Suzanne Wheat (North Carolina)
None of the options discussed in this piece are workable. If it were me, I would back at work as soon possible. Employers should pay for it just as they pay for employee vacations.
sdavidc9 (Cornwall Bridge, Connecticut)
We should pay for it the same way we paid for the recent tax cut -- claiming that helping parents and caregivers will pay for itself by making workers more productive, and in reality just adding it to our national debt.
RO (EU)
perhaps, in a wonky plan, the funds can come from what remains of private insurers.. paid in full by the businesses of course.

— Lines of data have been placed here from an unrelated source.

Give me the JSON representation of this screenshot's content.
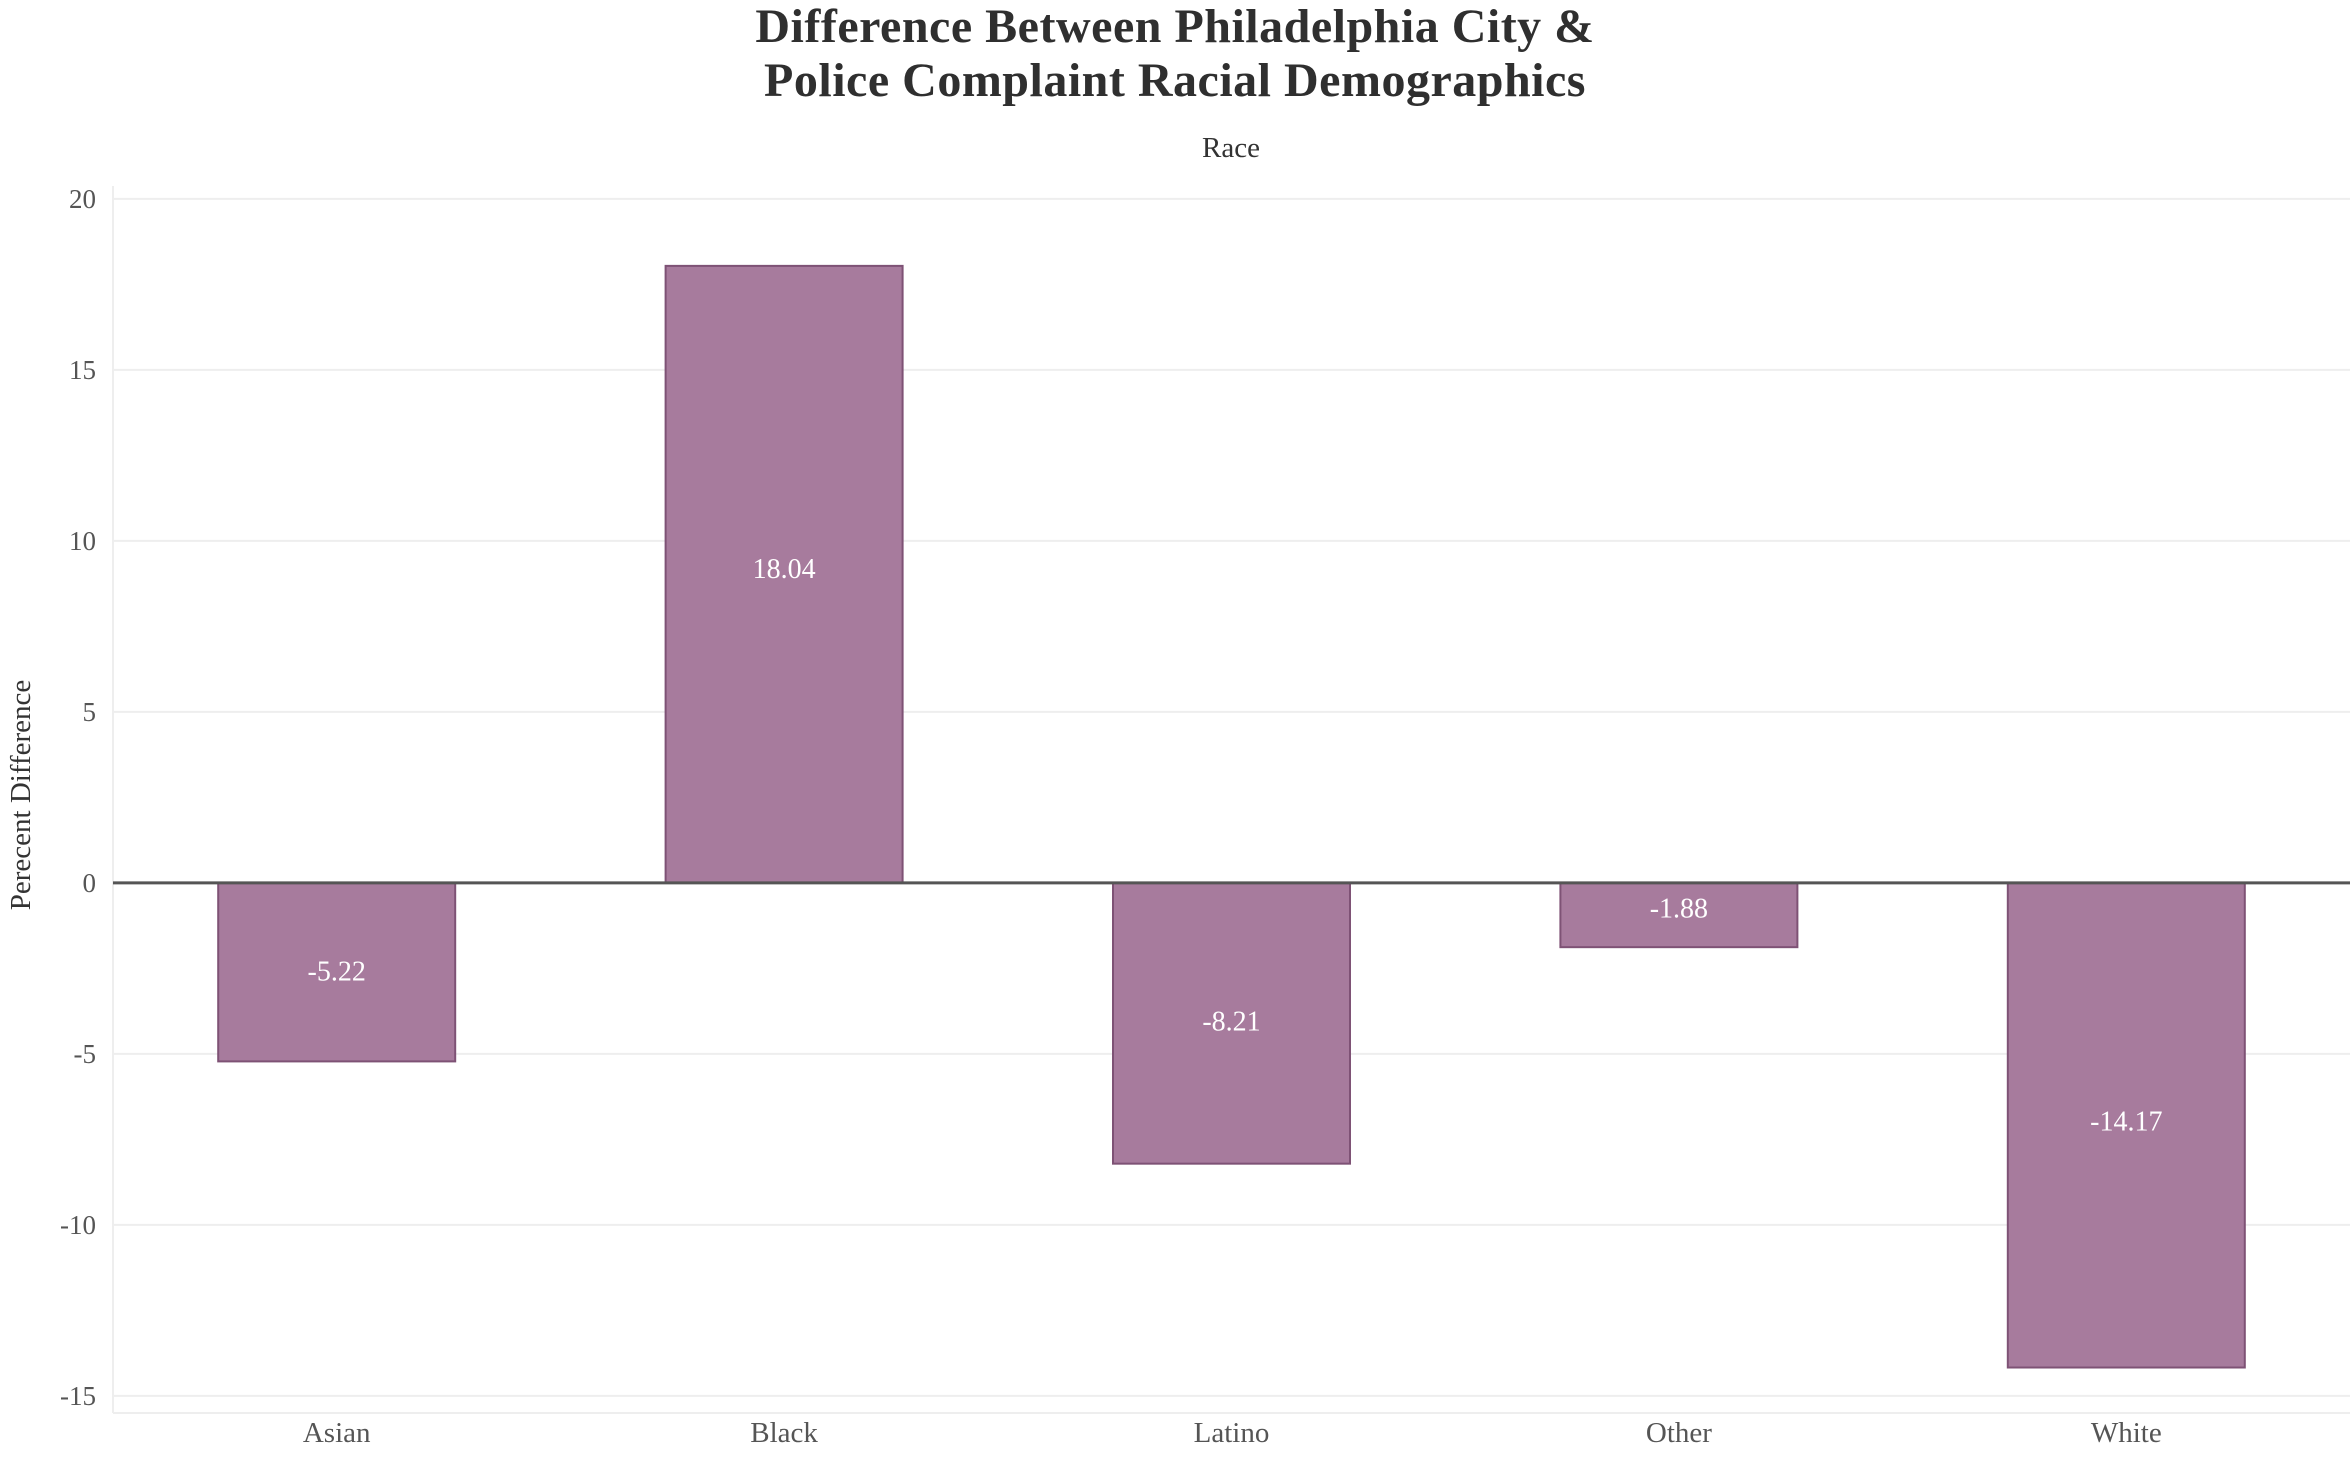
{
  "title_lines": [
    "Difference Between Philadelphia City &",
    "Police Complaint Racial Demographics"
  ],
  "chart_data": {
    "type": "bar",
    "title": "Difference Between Philadelphia City & Police Complaint Racial Demographics",
    "top_label": "Race",
    "xlabel": "",
    "ylabel": "Perecent Difference",
    "categories": [
      "Asian",
      "Black",
      "Latino",
      "Other",
      "White"
    ],
    "values": [
      -5.22,
      18.04,
      -8.21,
      -1.88,
      -14.17
    ],
    "data_labels": [
      "-5.22",
      "18.04",
      "-8.21",
      "-1.88",
      "-14.17"
    ],
    "ylim": [
      -15.5,
      20.2
    ],
    "yticks": [
      -15,
      -10,
      -5,
      0,
      5,
      10,
      15,
      20
    ],
    "grid": true,
    "legend": "none",
    "colors": {
      "bar_fill": "#a77b9d",
      "bar_stroke": "#7e5275",
      "zero_line": "#555555",
      "grid": "#eeeeee"
    }
  }
}
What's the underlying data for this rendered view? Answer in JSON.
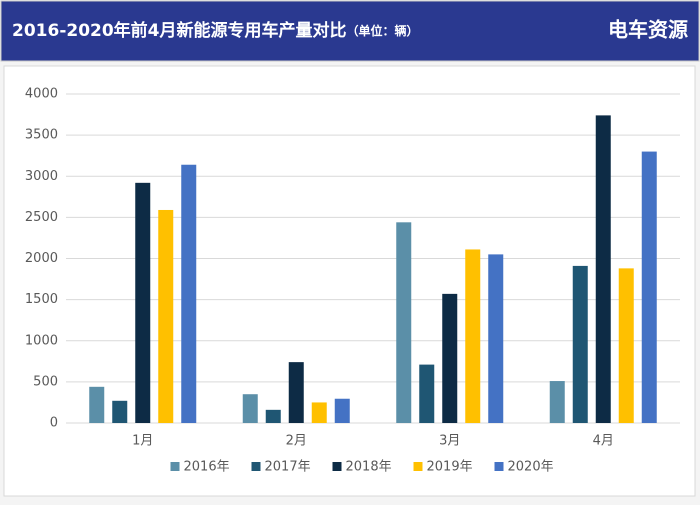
{
  "chart_data": {
    "type": "bar",
    "title": "2016-2020年前4月新能源专用车产量对比",
    "title_unit": "（单位：辆）",
    "logo": "电车资源",
    "categories": [
      "1月",
      "2月",
      "3月",
      "4月"
    ],
    "series": [
      {
        "name": "2016年",
        "color": "#5b8fa8",
        "values": [
          440,
          350,
          2440,
          510
        ]
      },
      {
        "name": "2017年",
        "color": "#1f5673",
        "values": [
          270,
          160,
          710,
          1910
        ]
      },
      {
        "name": "2018年",
        "color": "#0d2b45",
        "values": [
          2920,
          740,
          1570,
          3740
        ]
      },
      {
        "name": "2019年",
        "color": "#ffc000",
        "values": [
          2590,
          250,
          2110,
          1880
        ]
      },
      {
        "name": "2020年",
        "color": "#4472c4",
        "values": [
          3140,
          295,
          2050,
          3300
        ]
      }
    ],
    "ylim": [
      0,
      4000
    ],
    "yticks": [
      0,
      500,
      1000,
      1500,
      2000,
      2500,
      3000,
      3500,
      4000
    ],
    "grid": true,
    "legend": "bottom"
  }
}
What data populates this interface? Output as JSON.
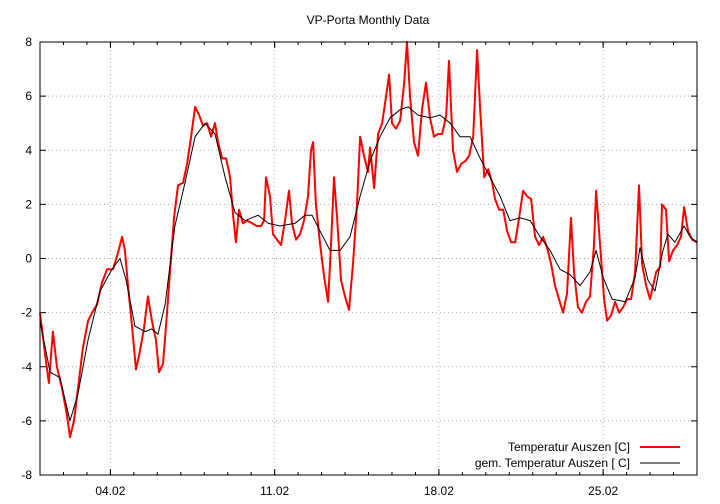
{
  "chart_data": {
    "type": "line",
    "title": "VP-Porta Monthly Data",
    "xlabel": "",
    "ylabel": "",
    "xlim": [
      1,
      29
    ],
    "ylim": [
      -8,
      8
    ],
    "yticks": [
      -8,
      -6,
      -4,
      -2,
      0,
      2,
      4,
      6,
      8
    ],
    "xticks": [
      {
        "day": 4,
        "label": "04.02"
      },
      {
        "day": 11,
        "label": "11.02"
      },
      {
        "day": 18,
        "label": "18.02"
      },
      {
        "day": 25,
        "label": "25.02"
      }
    ],
    "x_unit": "day of February",
    "grid": true,
    "legend_position": "bottom-right",
    "series": [
      {
        "name": "Temperatur Auszen [C]",
        "color": "#ff0000",
        "points": [
          [
            1.0,
            -2.0
          ],
          [
            1.21,
            -3.5
          ],
          [
            1.38,
            -4.6
          ],
          [
            1.55,
            -2.7
          ],
          [
            1.72,
            -4.0
          ],
          [
            1.94,
            -4.8
          ],
          [
            2.15,
            -5.8
          ],
          [
            2.28,
            -6.6
          ],
          [
            2.45,
            -6.0
          ],
          [
            2.62,
            -4.8
          ],
          [
            2.83,
            -3.3
          ],
          [
            3.05,
            -2.3
          ],
          [
            3.22,
            -2.0
          ],
          [
            3.43,
            -1.7
          ],
          [
            3.64,
            -0.9
          ],
          [
            3.86,
            -0.4
          ],
          [
            4.11,
            -0.4
          ],
          [
            4.32,
            0.2
          ],
          [
            4.5,
            0.8
          ],
          [
            4.62,
            0.3
          ],
          [
            4.75,
            -1.0
          ],
          [
            4.92,
            -2.5
          ],
          [
            5.09,
            -4.1
          ],
          [
            5.22,
            -3.6
          ],
          [
            5.43,
            -2.6
          ],
          [
            5.6,
            -1.4
          ],
          [
            5.77,
            -2.3
          ],
          [
            5.94,
            -3.0
          ],
          [
            6.07,
            -4.2
          ],
          [
            6.24,
            -3.9
          ],
          [
            6.37,
            -2.5
          ],
          [
            6.54,
            -0.5
          ],
          [
            6.71,
            1.5
          ],
          [
            6.88,
            2.7
          ],
          [
            7.1,
            2.8
          ],
          [
            7.27,
            3.5
          ],
          [
            7.44,
            4.5
          ],
          [
            7.61,
            5.6
          ],
          [
            7.78,
            5.3
          ],
          [
            7.95,
            4.9
          ],
          [
            8.12,
            5.0
          ],
          [
            8.29,
            4.5
          ],
          [
            8.46,
            5.0
          ],
          [
            8.59,
            4.3
          ],
          [
            8.76,
            3.7
          ],
          [
            8.93,
            3.7
          ],
          [
            9.1,
            3.0
          ],
          [
            9.23,
            1.6
          ],
          [
            9.35,
            0.6
          ],
          [
            9.48,
            1.8
          ],
          [
            9.65,
            1.3
          ],
          [
            9.82,
            1.4
          ],
          [
            10.04,
            1.3
          ],
          [
            10.25,
            1.2
          ],
          [
            10.42,
            1.2
          ],
          [
            10.55,
            1.4
          ],
          [
            10.63,
            3.0
          ],
          [
            10.8,
            2.3
          ],
          [
            10.93,
            0.9
          ],
          [
            11.1,
            0.7
          ],
          [
            11.27,
            0.5
          ],
          [
            11.44,
            1.4
          ],
          [
            11.61,
            2.5
          ],
          [
            11.74,
            1.3
          ],
          [
            11.91,
            0.7
          ],
          [
            12.08,
            0.9
          ],
          [
            12.25,
            1.4
          ],
          [
            12.42,
            2.3
          ],
          [
            12.55,
            4.0
          ],
          [
            12.64,
            4.3
          ],
          [
            12.76,
            2.0
          ],
          [
            12.94,
            0.5
          ],
          [
            13.11,
            -0.7
          ],
          [
            13.28,
            -1.6
          ],
          [
            13.4,
            0.5
          ],
          [
            13.53,
            3.0
          ],
          [
            13.66,
            1.5
          ],
          [
            13.83,
            -0.8
          ],
          [
            14.0,
            -1.4
          ],
          [
            14.17,
            -1.9
          ],
          [
            14.34,
            -0.2
          ],
          [
            14.51,
            2.0
          ],
          [
            14.64,
            4.5
          ],
          [
            14.81,
            3.8
          ],
          [
            14.98,
            3.2
          ],
          [
            15.07,
            4.1
          ],
          [
            15.24,
            2.6
          ],
          [
            15.41,
            4.6
          ],
          [
            15.58,
            5.0
          ],
          [
            15.75,
            6.0
          ],
          [
            15.88,
            6.8
          ],
          [
            16.0,
            5.0
          ],
          [
            16.17,
            4.8
          ],
          [
            16.35,
            5.1
          ],
          [
            16.52,
            6.5
          ],
          [
            16.64,
            8.0
          ],
          [
            16.77,
            6.0
          ],
          [
            16.94,
            4.3
          ],
          [
            17.11,
            3.8
          ],
          [
            17.28,
            5.5
          ],
          [
            17.45,
            6.5
          ],
          [
            17.62,
            5.2
          ],
          [
            17.79,
            4.5
          ],
          [
            17.96,
            4.6
          ],
          [
            18.14,
            4.6
          ],
          [
            18.31,
            5.3
          ],
          [
            18.43,
            7.3
          ],
          [
            18.6,
            4.0
          ],
          [
            18.77,
            3.2
          ],
          [
            18.95,
            3.5
          ],
          [
            19.12,
            3.6
          ],
          [
            19.29,
            3.8
          ],
          [
            19.46,
            4.5
          ],
          [
            19.63,
            7.7
          ],
          [
            19.76,
            5.5
          ],
          [
            19.93,
            3.0
          ],
          [
            20.1,
            3.3
          ],
          [
            20.27,
            2.8
          ],
          [
            20.39,
            2.2
          ],
          [
            20.57,
            1.8
          ],
          [
            20.74,
            1.8
          ],
          [
            20.91,
            1.0
          ],
          [
            21.08,
            0.6
          ],
          [
            21.25,
            0.6
          ],
          [
            21.42,
            1.5
          ],
          [
            21.59,
            2.5
          ],
          [
            21.76,
            2.3
          ],
          [
            21.93,
            2.2
          ],
          [
            22.1,
            0.8
          ],
          [
            22.27,
            0.5
          ],
          [
            22.44,
            0.8
          ],
          [
            22.61,
            0.4
          ],
          [
            22.78,
            -0.2
          ],
          [
            22.95,
            -1.0
          ],
          [
            23.12,
            -1.5
          ],
          [
            23.29,
            -2.0
          ],
          [
            23.46,
            -1.3
          ],
          [
            23.63,
            1.5
          ],
          [
            23.76,
            -0.5
          ],
          [
            23.93,
            -1.8
          ],
          [
            24.1,
            -2.0
          ],
          [
            24.27,
            -1.6
          ],
          [
            24.44,
            -1.4
          ],
          [
            24.61,
            0.5
          ],
          [
            24.7,
            2.5
          ],
          [
            24.87,
            0.5
          ],
          [
            25.04,
            -1.5
          ],
          [
            25.17,
            -2.3
          ],
          [
            25.34,
            -2.1
          ],
          [
            25.51,
            -1.6
          ],
          [
            25.68,
            -2.0
          ],
          [
            25.85,
            -1.8
          ],
          [
            26.02,
            -1.5
          ],
          [
            26.19,
            -1.5
          ],
          [
            26.36,
            -0.5
          ],
          [
            26.53,
            2.7
          ],
          [
            26.66,
            -0.2
          ],
          [
            26.83,
            -1.0
          ],
          [
            27.0,
            -1.5
          ],
          [
            27.13,
            -1.0
          ],
          [
            27.26,
            -0.5
          ],
          [
            27.43,
            -0.3
          ],
          [
            27.51,
            2.0
          ],
          [
            27.68,
            1.8
          ],
          [
            27.81,
            -0.1
          ],
          [
            27.98,
            0.3
          ],
          [
            28.15,
            0.5
          ],
          [
            28.32,
            0.8
          ],
          [
            28.45,
            1.9
          ],
          [
            28.62,
            1.0
          ],
          [
            28.79,
            0.7
          ],
          [
            29.0,
            0.6
          ]
        ]
      },
      {
        "name": "gem. Temperatur Auszen [ C]",
        "color": "#000000",
        "points": [
          [
            1.0,
            -2.3
          ],
          [
            1.43,
            -4.2
          ],
          [
            1.85,
            -4.4
          ],
          [
            2.28,
            -6.0
          ],
          [
            2.62,
            -5.0
          ],
          [
            3.05,
            -3.0
          ],
          [
            3.56,
            -1.2
          ],
          [
            4.07,
            -0.4
          ],
          [
            4.41,
            0.0
          ],
          [
            4.67,
            -0.8
          ],
          [
            5.05,
            -2.5
          ],
          [
            5.48,
            -2.7
          ],
          [
            5.77,
            -2.6
          ],
          [
            6.03,
            -2.8
          ],
          [
            6.33,
            -1.7
          ],
          [
            6.75,
            1.2
          ],
          [
            7.18,
            2.8
          ],
          [
            7.61,
            4.5
          ],
          [
            8.03,
            5.0
          ],
          [
            8.46,
            4.6
          ],
          [
            8.89,
            3.0
          ],
          [
            9.31,
            1.7
          ],
          [
            9.74,
            1.4
          ],
          [
            10.3,
            1.6
          ],
          [
            10.72,
            1.3
          ],
          [
            11.23,
            1.2
          ],
          [
            11.87,
            1.3
          ],
          [
            12.3,
            1.6
          ],
          [
            12.59,
            1.6
          ],
          [
            12.94,
            1.0
          ],
          [
            13.36,
            0.3
          ],
          [
            13.79,
            0.3
          ],
          [
            14.21,
            0.8
          ],
          [
            14.64,
            2.3
          ],
          [
            15.07,
            3.6
          ],
          [
            15.49,
            4.5
          ],
          [
            15.92,
            5.2
          ],
          [
            16.35,
            5.5
          ],
          [
            16.69,
            5.6
          ],
          [
            17.11,
            5.3
          ],
          [
            17.62,
            5.2
          ],
          [
            18.05,
            5.3
          ],
          [
            18.48,
            5.0
          ],
          [
            18.9,
            4.5
          ],
          [
            19.33,
            4.5
          ],
          [
            19.76,
            3.7
          ],
          [
            20.18,
            3.0
          ],
          [
            20.61,
            2.3
          ],
          [
            21.03,
            1.4
          ],
          [
            21.46,
            1.5
          ],
          [
            21.89,
            1.4
          ],
          [
            22.31,
            0.8
          ],
          [
            22.74,
            0.3
          ],
          [
            23.16,
            -0.4
          ],
          [
            23.59,
            -0.6
          ],
          [
            24.02,
            -1.0
          ],
          [
            24.44,
            -0.5
          ],
          [
            24.7,
            0.3
          ],
          [
            25.0,
            -0.7
          ],
          [
            25.38,
            -1.5
          ],
          [
            25.94,
            -1.6
          ],
          [
            26.36,
            -0.7
          ],
          [
            26.57,
            0.4
          ],
          [
            26.91,
            -0.8
          ],
          [
            27.21,
            -1.2
          ],
          [
            27.55,
            0.3
          ],
          [
            27.76,
            0.9
          ],
          [
            28.06,
            0.6
          ],
          [
            28.45,
            1.2
          ],
          [
            28.7,
            0.8
          ],
          [
            29.0,
            0.6
          ]
        ]
      }
    ]
  }
}
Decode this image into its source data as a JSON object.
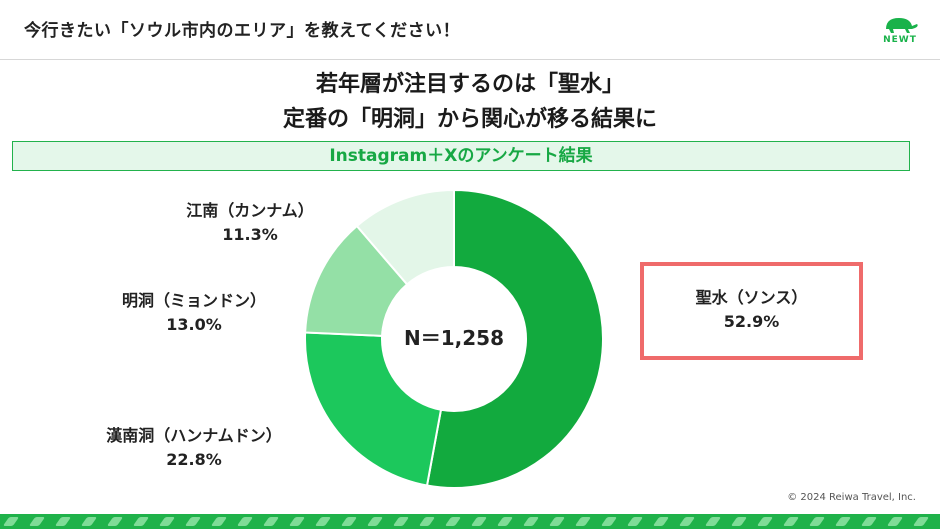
{
  "header": {
    "title": "今行きたい「ソウル市内のエリア」を教えてください！",
    "logo_text": "NEWT"
  },
  "headline": {
    "line1": "若年層が注目するのは「聖水」",
    "line2": "定番の「明洞」から関心が移る結果に"
  },
  "subtitle": "Instagram＋Xのアンケート結果",
  "chart_data": {
    "type": "pie",
    "variant": "donut",
    "center_label": "N＝1,258",
    "slices": [
      {
        "name": "聖水（ソンス）",
        "value": 52.9,
        "value_label": "52.9%",
        "color": "#12aa3e"
      },
      {
        "name": "漢南洞（ハンナムドン）",
        "value": 22.8,
        "value_label": "22.8%",
        "color": "#1cc85c"
      },
      {
        "name": "明洞（ミョンドン）",
        "value": 13.0,
        "value_label": "13.0%",
        "color": "#94e0a6"
      },
      {
        "name": "江南（カンナム）",
        "value": 11.3,
        "value_label": "11.3%",
        "color": "#e3f6e8"
      }
    ]
  },
  "highlight_color": "#ef6b6b",
  "footer": {
    "copyright": "© 2024 Reiwa Travel, Inc."
  }
}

Joan Johnson (Midwest, midwest)
To assert that the Republicans have "embraced" paid leave and then explain that they suggest having individual claimants finance their own paid leave via a reduction in future Social Security benefits is just a wrong-headed. First, remember the GOP considers Social Security to be socialism and is looking for ways to cut benefits. So any suggestion from the GOP of using SS benefits in advance ought to be viewed with suspicion. Second, there are already growing concerns about the adequacy of savings for future retirees. It is a terrible idea for young families to put themselves in worse position for their future retirement by using those funds to support paid leave. Bad economics from a party that cannot be trusted.
Benjamin Ochshorn (Tampa, FL)
If an employee is paying for his or her own parental leave, its not paid leave, is it? The employee is in essence just taking out a loan.
Robert David South (Watertown NY)
@Benjamin Ochshorn Ah, but no. Everybody pays into it and every time you get a need you take out of it. So it's a transfer from employees who don't have families to employees who do have families. The Army has family leave. I had one subordinate who had been in the Army for four years and spent half of it on pregnancy leave or light duty and another subordinate who had instead been in the Army four years and spent half of it deployed. And I was chastised because I preferred the latter in recommendation for promotion.